ユルク爺さんの顔は、真顔だ。声色だって、怒気こそ含んでいないが優しくはない。たぶんステラが答えられないのを解って聞いてるんだろうな。
「……ステラにはまだ、外出は早いようじゃな」
そうなると思ってたよ。
「早くないと思います」
俺が口をはさむと、ユルク爺さんだけじゃなくてステラまで俺の方を見てきた。正直金持ち年上のユルク爺さんに見られるのはちょっと緊張するが、口出しした以上もう引けない。
「むしろ遅いです。7歳くらいからうちの村では一人で出歩いたりしてましたし、俺は6歳から一人で歩き回ってました」
まぁ水くみやらの雑用で出歩いてただけだったけどな。
「モンド君、それは村での話じゃろう。ここは交流特区で、ステラはただ村人ではなくゼラドイルという家柄を持っておる。晒される危険の種類や度合いが違うと思わないかね」
おっしゃる通りだ。だが問題はそこじゃない。
「ステラは昨日、辻馬車を使って家に帰りました。その時のことはもう聞きましたか?」
突然話が変わったせいか、ユルク爺さんは一瞬”はぁ?”とでも言いそうなになったが、すぐに答えてくれた。
「辻馬車で帰ってきたことは知っとる」
「その時、金貨で料金を支払いおつりは受け取りませんでした」
それを聞いたユルク爺さんは、またしても”はぁ?”と言いたげな顔になった。
「銀貨80枚は損しとるじゃないか!」
ユルク爺さんはステラをびっくりした顔で見た。
「昔、ユルクさんはステラに絵本をたくさん買い与えたことがあったそうですね。そのとき、ユルクさんが金貨を出して『おつりはいらない』と言っていたのをステラは覚えていて、真似したようです」
「そんな昔のことを」
「ステラは外出経験がほとんどないみたいですね。ユルクさんと一緒に出掛けたという、ほんの数回しか経験がない。だから買い物のやり方をユルクさんからしか学んでいないんです」
辻馬車に金貨を支払った話を聞いて、たぶんユルク爺さんは”なぜそんなことをしたんだ?”と思ったはずだ。だが原因はユルク爺さんにあるとしっかり伝えておく。
「ステラが外で遊びたいといったことはありましたか?」
「な、なかったと思うが」
「たぶん、絵本を買い与えたからですよ。それも大量に」
「どういうことだ?」
「絵本を買ってもらったら読まなきゃいけない。そう言う風にステラは思ったんですよ。だから絵本を全部読んでいないのに遊びに行っちゃだめだと思っていたんじゃないですかね」
どうして外で遊びたいと言わなかったのか、本当の理由は知らないし解らない。だが、ステラを外出禁止にさせないためには、ステラには外出する理由がありますよと、そう言う風に話を持っていくしかない。

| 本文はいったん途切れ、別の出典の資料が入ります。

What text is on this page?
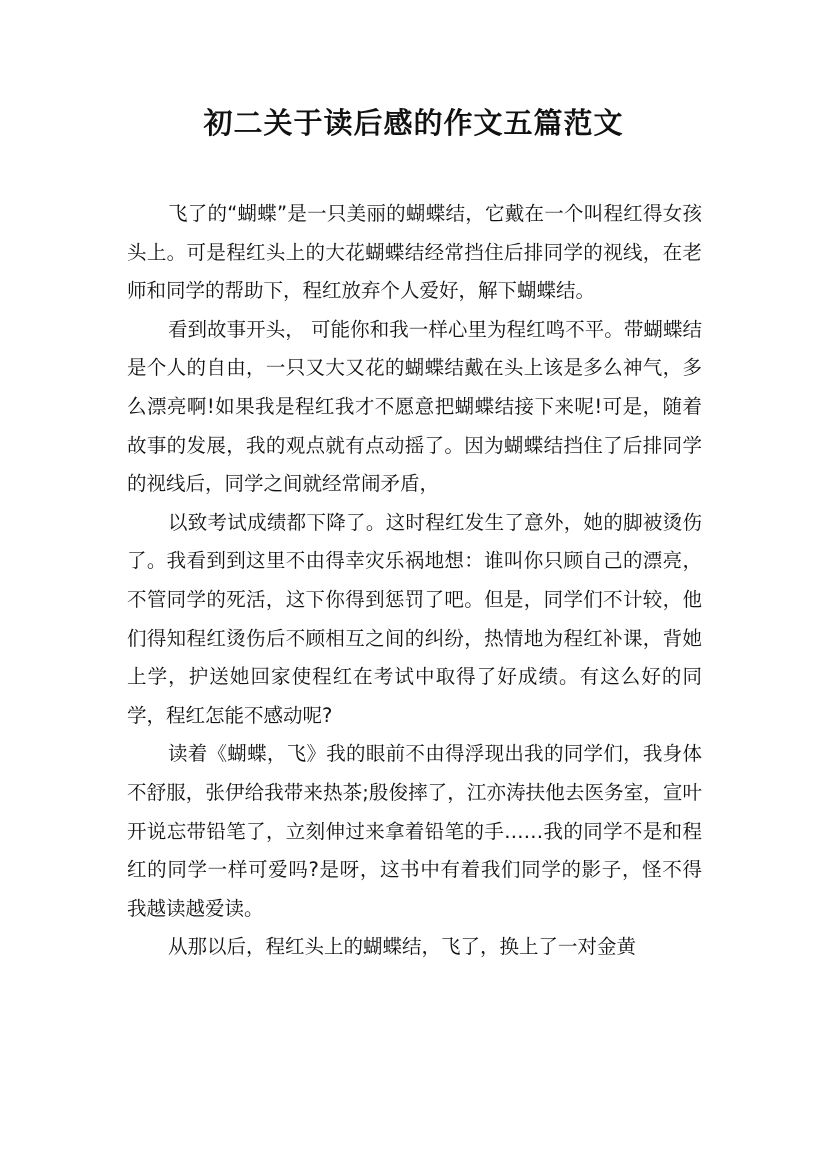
初二关于读后感的作文五篇范文

飞了的“蝴蝶”是一只美丽的蝴蝶结，它戴在一个叫程红得女孩头上。可是程红头上的大花蝴蝶结经常挡住后排同学的视线，在老师和同学的帮助下，程红放弃个人爱好，解下蝴蝶结。

看到故事开头， 可能你和我一样心里为程红鸣不平。带蝴蝶结是个人的自由，一只又大又花的蝴蝶结戴在头上该是多么神气，多么漂亮啊!如果我是程红我才不愿意把蝴蝶结接下来呢!可是，随着故事的发展，我的观点就有点动摇了。因为蝴蝶结挡住了后排同学的视线后，同学之间就经常闹矛盾，

以致考试成绩都下降了。这时程红发生了意外，她的脚被烫伤了。我看到到这里不由得幸灾乐祸地想：谁叫你只顾自己的漂亮，不管同学的死活，这下你得到惩罚了吧。但是，同学们不计较，他们得知程红烫伤后不顾相互之间的纠纷，热情地为程红补课，背她上学，护送她回家使程红在考试中取得了好成绩。有这么好的同学，程红怎能不感动呢?

读着《蝴蝶，飞》我的眼前不由得浮现出我的同学们，我身体不舒服，张伊给我带来热茶;殷俊摔了，江亦涛扶他去医务室，宣叶开说忘带铅笔了，立刻伸过来拿着铅笔的手……我的同学不是和程红的同学一样可爱吗?是呀，这书中有着我们同学的影子，怪不得我越读越爱读。

从那以后，程红头上的蝴蝶结，飞了，换上了一对金黄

「ステラは外で遊んだことがないから、知らない道を歩くときは帰ってこれるよう道を覚えておくとか、馬車や肉などの商品の相場、金の使い方とかを全く知らないんです。俺が8歳のころはちゃんと買い物できてましたが、ユルクさんはどうでしたか?」
「わしも、できておったな……」
だろうな。普通はそうだ。
「それに8歳ですよ8歳。普通に外で遊んだりしたい年ごろです」
「そうじゃな……」
よし、共通の認識ができたところで本題に入ろう。
「ステラには外出が必要です。外出経験がないから迷子になるし、お金の使い方が大雑把すぎるんです。一人で外出させるのが危険なら、付き添いや護衛に誰かを付ければいい。このまま外出させなければ、ずっと世間知らずのままです」
いい感じに話を持って行けた。これならステラを外出禁止にしたりしないだろう。
「一人無断で外出したり、言いつけを破って次の日にも外出したことは咎めるべきですが、外出はむしろさせるべきです」
ステラがちょっと嫌そうな顔でこっちを見た。御咎めなしになるかと期待してたのか? 叱られるべきところは叱られて来い。
「そうじゃな。モンド君の言う通りじゃ。じゃが、付き添いか……いや、よし分かった」
ユルク爺さんは真顔で俺の顔を見る。
「ステラはこれから外出は自由じゃ。ただし付き添いとして一人付け、一緒に行動することにする」
なんで俺の顔見ながらそれ言うんだよ。ステラを見て言えよ。
「モンド君、ステラは君のところに何かお礼をしに行くのだろう。よろしく頼む」
何をよろしくしろって? お礼を受け取れってことなら言われるまでもなく受け取る……と思うぞ。
「はい」
……終わった。あ~緊張した。よその家の事情に首突っ込むとか、野暮なことしたかもな。
目に入るものすべてが高級なお屋敷は、俺には居心地が悪くて仕方なかった。たぶん家主のユルク爺さんに偉そうなこと言ったのも居心地が悪い理由の一つかもしれん。
俺はゼラドイル家の馬車で家に送ってもらうことになった。ステラとユルク爺さんが玄関まで見送ってくれて、俺は馬車に乗りこんだ。
モンドが乗った馬車が見えなくなるまで、ステラは玄関で見送っていた。ユルクも、ステラがなかなか見送りをやめないので、となりで一緒に見送っていた。
馬車が見えなくなると、ステラはくるりと踵をかえし、自分の部屋に向けて走り出した。
「ステラ、廊下を走るんじゃ……聞いておらんか」
というユルクの声も、ステラの耳には入らなかった。ステラは、自分でもよくわからない感情を内に秘めていて、この感情は何をすればいいのか、何をすれば落ち着くのかわからず、困惑していた。
だが、その表情はとてもうれしそうなものだった。